Nein, immer noch absolut keine Konturen sichtbar. Fast schon peinlich berührt wirkt Hans Meyer, wenn er schon zum wiederholten Male nach einem gerade eben so ergurkten Remis darauf hingewiesen wird, der Club sei immer noch Tabellenführer. Ein Erlebnis, das sich die Nürnberger derzeit im Wochentakt mit Hertha BSC teilen. Deren heutiges Heim-2:2 gegen den auswärtsstarken VfB reichte, um mit schlappen 10 von 18 möglichen Punkten sich in der anstehenden Länderspielpause die Liga von oben anschauen zu können.

Starke Liga vs. schwache Liga - das ist also die Frage, die man in dieser Woche allenthalben beschwadronieren wird. Weder noch, scheint mir die einzig adäquate Antwort zu lauten. Die Spitzenteams (da haben die mosernden Bayern-Allgewaltigen durchaus Recht) kämpfen mit Post-WM-Phänomenen, zudem wird der sich gerade allmählich einstellende Ligafluß nun bereits von der zweiten längeren Länderspielpause unterbrochen. Dieser Rahmenterminplan ist jedenfalls merkwürdig.

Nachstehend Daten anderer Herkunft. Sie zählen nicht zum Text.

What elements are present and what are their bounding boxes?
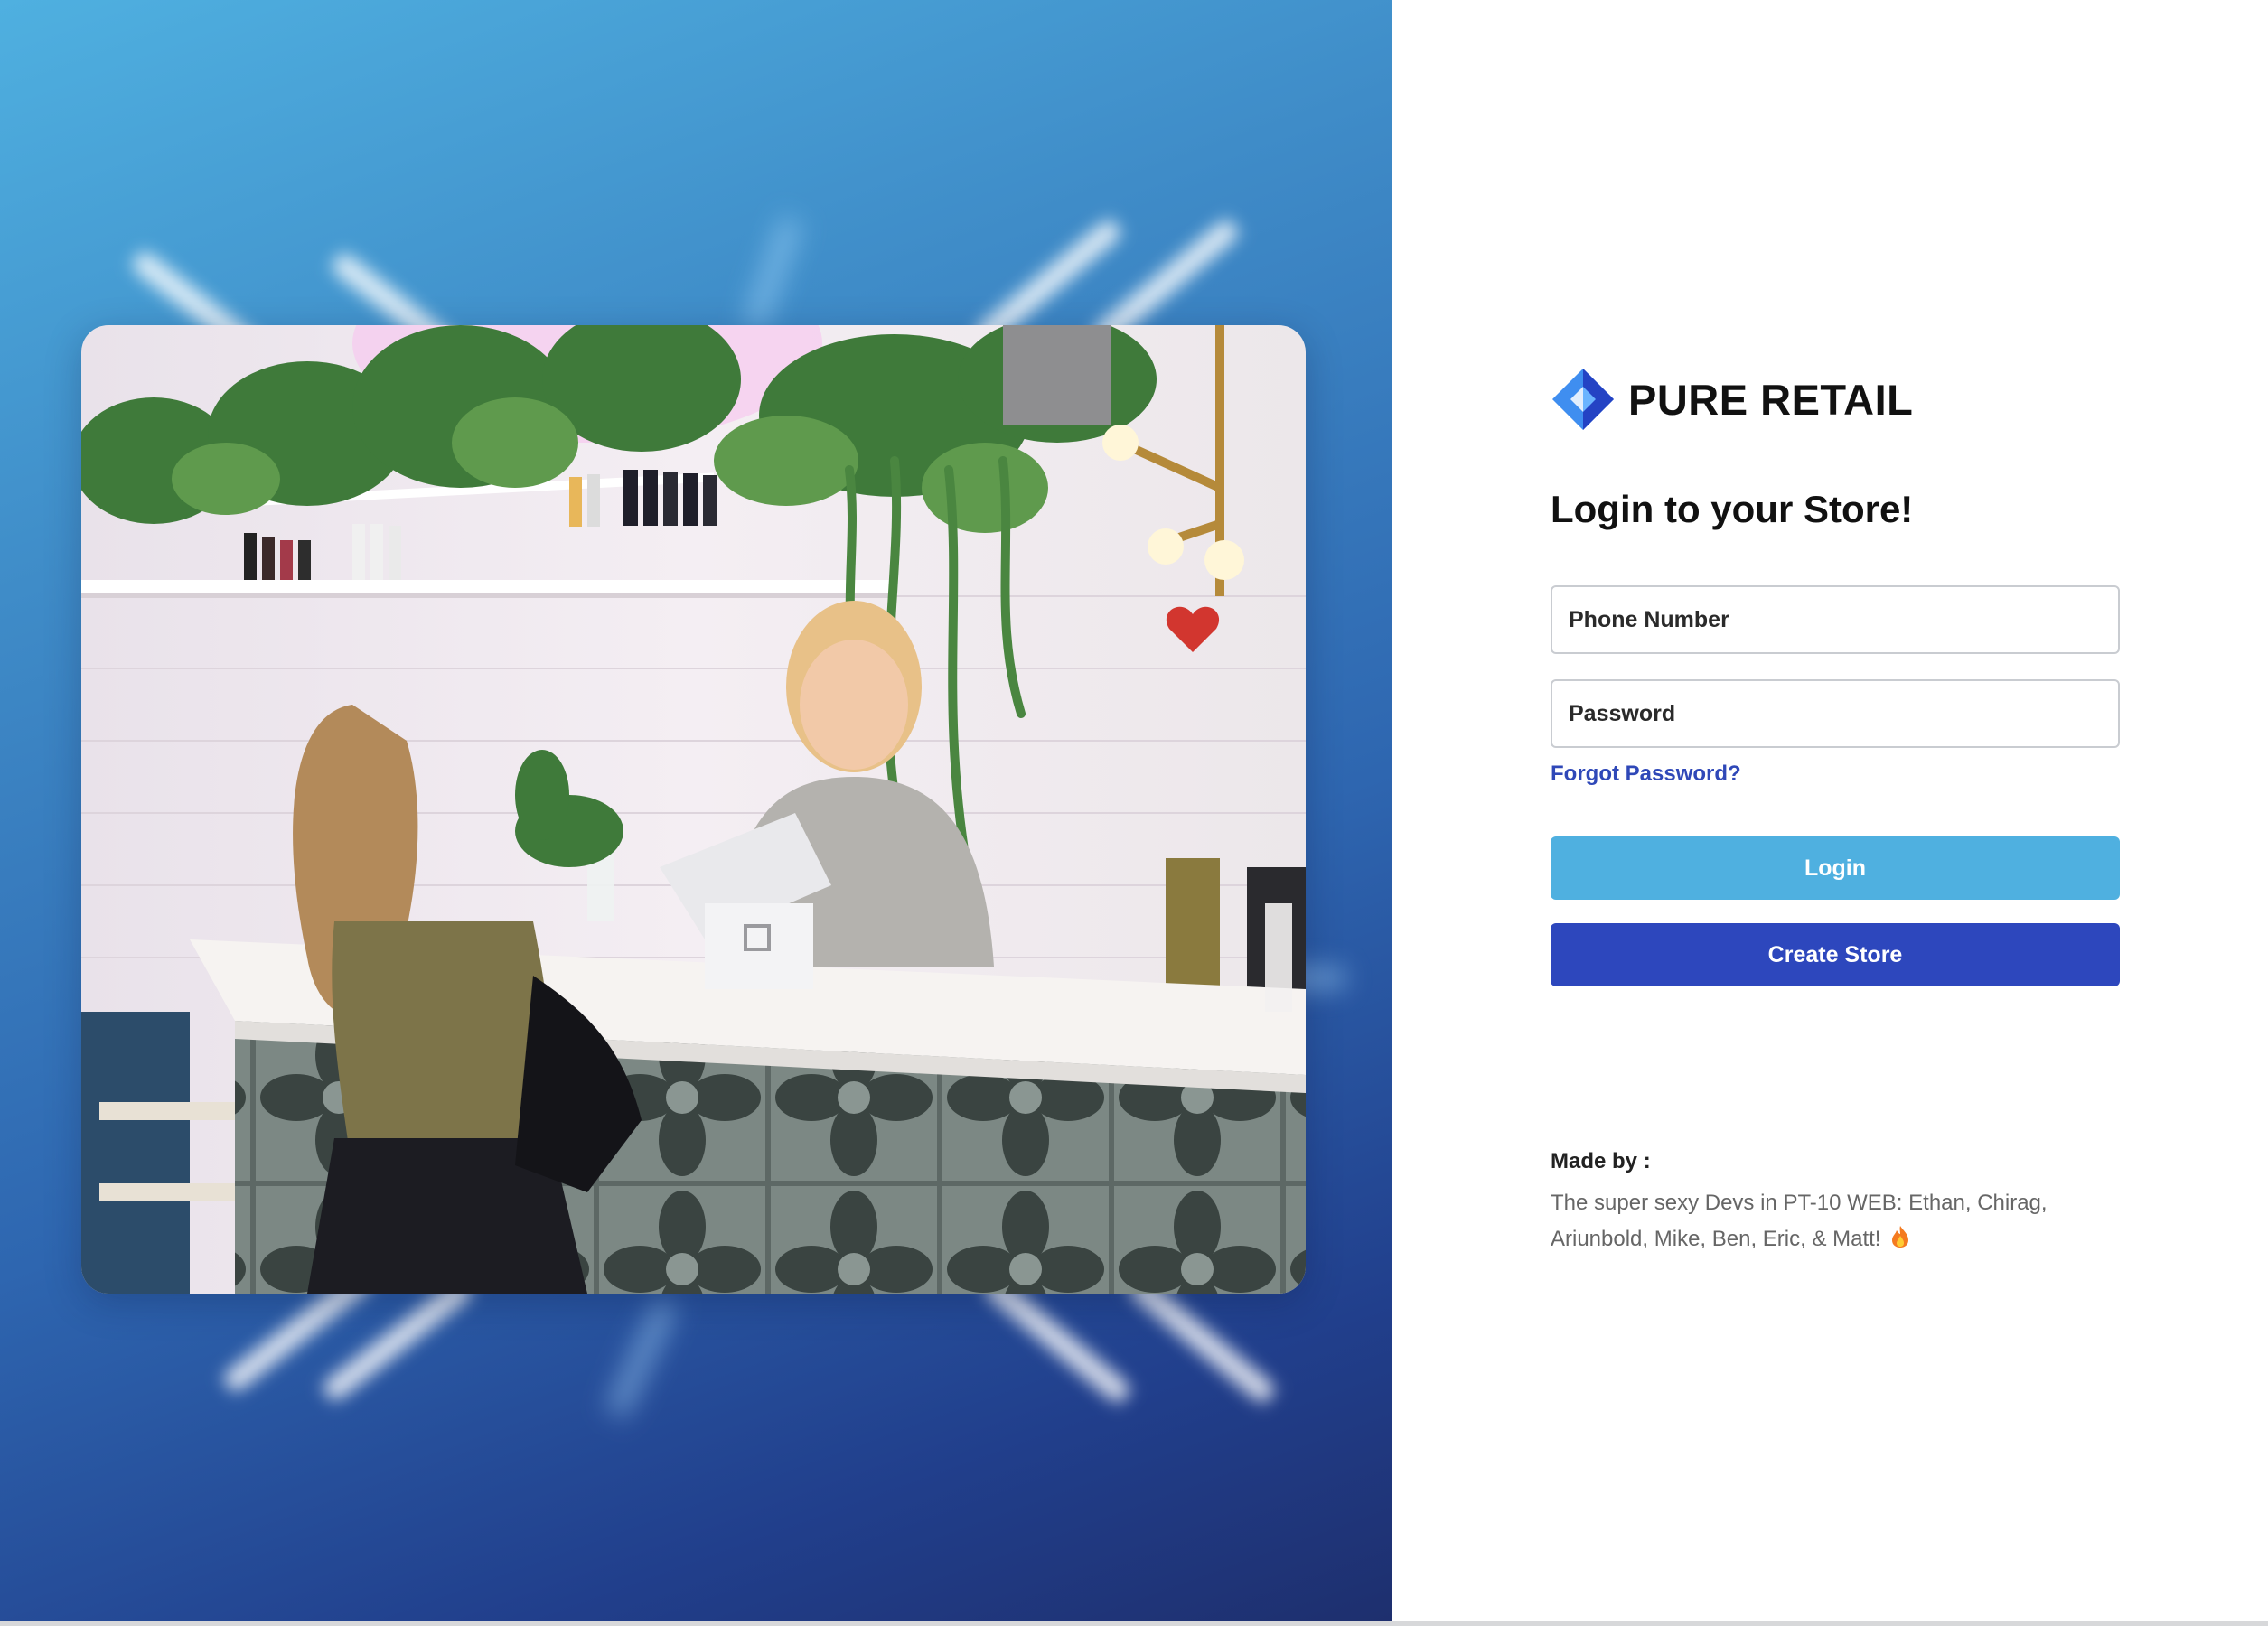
storefront-illustration [81,325,1306,1294]
hero-panel [0,0,1392,1621]
login-page: PURE RETAIL Login to your Store! Forgot … [0,0,2268,1626]
brand-name: PURE RETAIL [1628,375,1914,424]
phone-number-input[interactable] [1551,585,2120,654]
page-title: Login to your Store! [1551,488,1914,530]
bottom-divider [0,1621,2268,1626]
login-panel: PURE RETAIL Login to your Store! Forgot … [1392,0,2268,1621]
diamond-logo-icon [1552,369,1614,430]
create-store-button[interactable]: Create Store [1551,923,2120,986]
brand: PURE RETAIL [1551,365,1913,434]
login-button[interactable]: Login [1551,836,2120,900]
forgot-password-link[interactable]: Forgot Password? [1551,762,1741,787]
storefront-photo [81,325,1306,1294]
light-streak [741,214,804,333]
password-input[interactable] [1551,679,2120,748]
credits: Made by : The super sexy Devs in PT-10 W… [1551,1149,2129,1257]
credits-label: Made by : [1551,1149,1651,1173]
light-streak [604,1295,679,1420]
credits-text-wrap: The super sexy Devs in PT-10 WEB: Ethan,… [1551,1185,2129,1257]
credits-text: The super sexy Devs in PT-10 WEB: Ethan,… [1551,1191,2048,1251]
fire-icon [1892,1226,1909,1248]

Mit dem 2:2 des HSV bei der Eintracht erlebte ich gestern mein erstes Stadionspiel der Saison. Matte erste Hälfte mit Vorteilen für den HSV, Frankfurter Führung mit der ersten Chance durch den diesmal guten Alex Meier. Kurz vor und nach der Pause zwei Lattenfreistöße des HSV. Gerade als man dachte, die Eintracht bekäme das Spiel in den Griff, glichen die Gäste durch Ljuboja nach fürchterlichem Stellungsfehler der Deckung (Cimen, Vasoski) aus. Amanatidis schlug schnell zurück und die Eintracht blieb am Drücker. Aus heiterem Himmel der abermalige Ausgleich, nachdem sich der eingewechselte Guerrero gegen Cimen (da sah der Nachwuchsmann ganz schlecht aus) durchsetzte. Sanogo traf per Kopf, auch weil sich sein Gegenspieler Kyrgioakos blöderweise dem von der Torauslinie flankenden Guerrero zugewandt hatte. Der griechische Innenverteidiger der Frankfurter hat eine körperliche Präsenz und eine Zweikampfstärke, wie ich sie selten gesehen habe. In puncto taktischem Verständnis und Spielintelligenz knüpft er jedoch mühelos an einen kultisch verehrten Dilettanten wie Uwe Bindewald an. Gegen Ende vergaben Thurk (der muss eigentlich rein) und Takahara (Direktabnahme, kein Vorwurf) den möglichen Eintracht-Erfolg. Erstmals in dieser Saison, so schien es mir fast, hatte uns in der Schlußphase das bislang so zuverlässige Dusel verlassen.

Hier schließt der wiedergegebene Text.